SIBU: The collaboration between University College of Technology Sarawak (UCTS) and its Taiwanese partners to tap into the opportunities and address challenges in drone technology should enable the local folk to remain relevant in the ever-changing work environment.
Sibu Municipal Council (SMC) chairman Datuk Tiong Thai King said the town and its people welcomed the move.
“I am glad to learn that UCTS and its Taiwanese partners, Chang Jung Christian University (CJCU) and GEOSAT Aerospace and Technology Inc are collaborating to address the opportunities and challenges in the area of drone technology.
“This is most significant in giving the chance to the Sibu people, especially our students at UCTS, to learn this high technology and advanced skills, in order to stay relevant in the ever-changing work environment,” said the Dudong assemblyman at the launch of Drone Research and Application Centre (DRAC) and drone seminar/workshop at UCTS campus here on Saturday.
DRAC is a venture between UCTS, Chang Jung Christian University and GEOSAT Aerospace and Technology Inc.
Minister of International Trade and E-Commerce Dato Sri Wong Soon Koh officiated at the ceremony, witnessed by UCTS vice-chancellor Datuk Dr Abdul Hakim Juri, Chang Jung Christian University president Prof Lee Yung-Lung, and GEOSAT Aerospace and Technology Inc chairman Dr Lo Cheng-Fang.
Tiong added that the collaboration is also in line with the state’s drive into digital economy, pointing out that drone is one of the key technologies of the 21st century.
“They are being used in many innovative ways, from photography to search and rescue operations.”
He noted that drone application is also vital in image and signal processing, information retrieval and knowledge management, remote sensing and Geography Information System (GIS), as well as surveillance and reconnaissance,.
Moreover, he said the usage of drones is the logical step in making business more efficient.
The advancement in drone applications is beyond human imagination, affecting and transforming the society, both structurally and socially.
More organisations are already employing drones to perform tasks that usually take humans many hours to do.
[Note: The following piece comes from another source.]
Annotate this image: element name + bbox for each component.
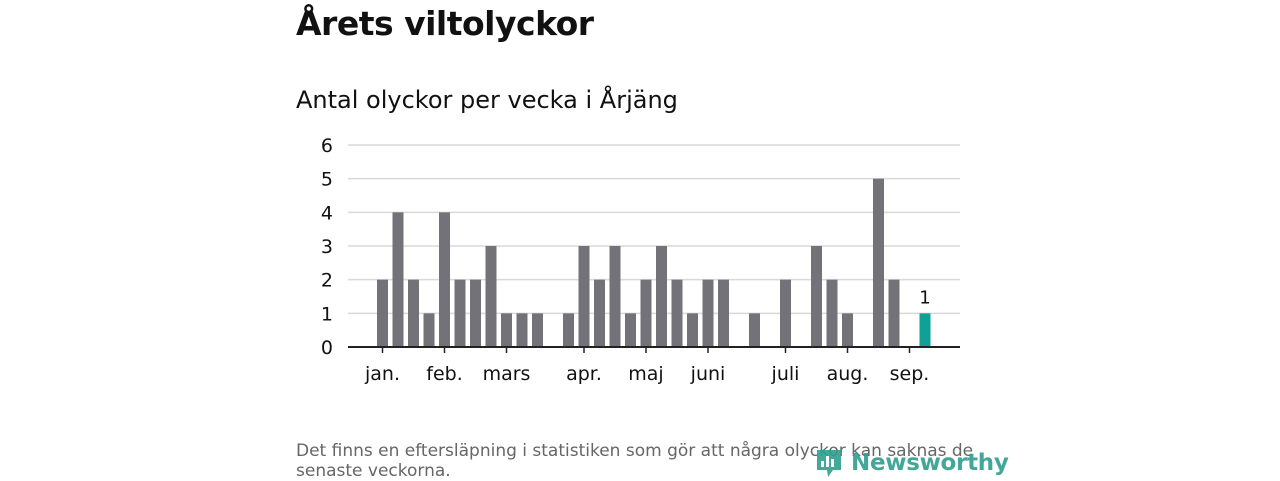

Thus, the exploitation of drone technology is crucial to humankind in the futuristic world.
“Drones can help to achieve these goals, as they can be used in a wide range of applications and functions in smart cities.
These applications include monitoring traffic flow to measuring and detecting floods and natural disasters by using wireless sensors.
“Furthermore, many opportunities for drones and their applications in smart cities will continue to increase at a fast pace,” said Tiong.
Turning to challenges in deploying drone technology, he said they could be classified into areas ranging from ethics and privacy to licensing and legislations.
Meanwhile, Lo said the objective of the DRAC is to educate future talents on the research and application of commercial unmanned aerial vehicles (UAVs) and cultivate an ecosystem for close cooperation among the government, universities and private enterprises.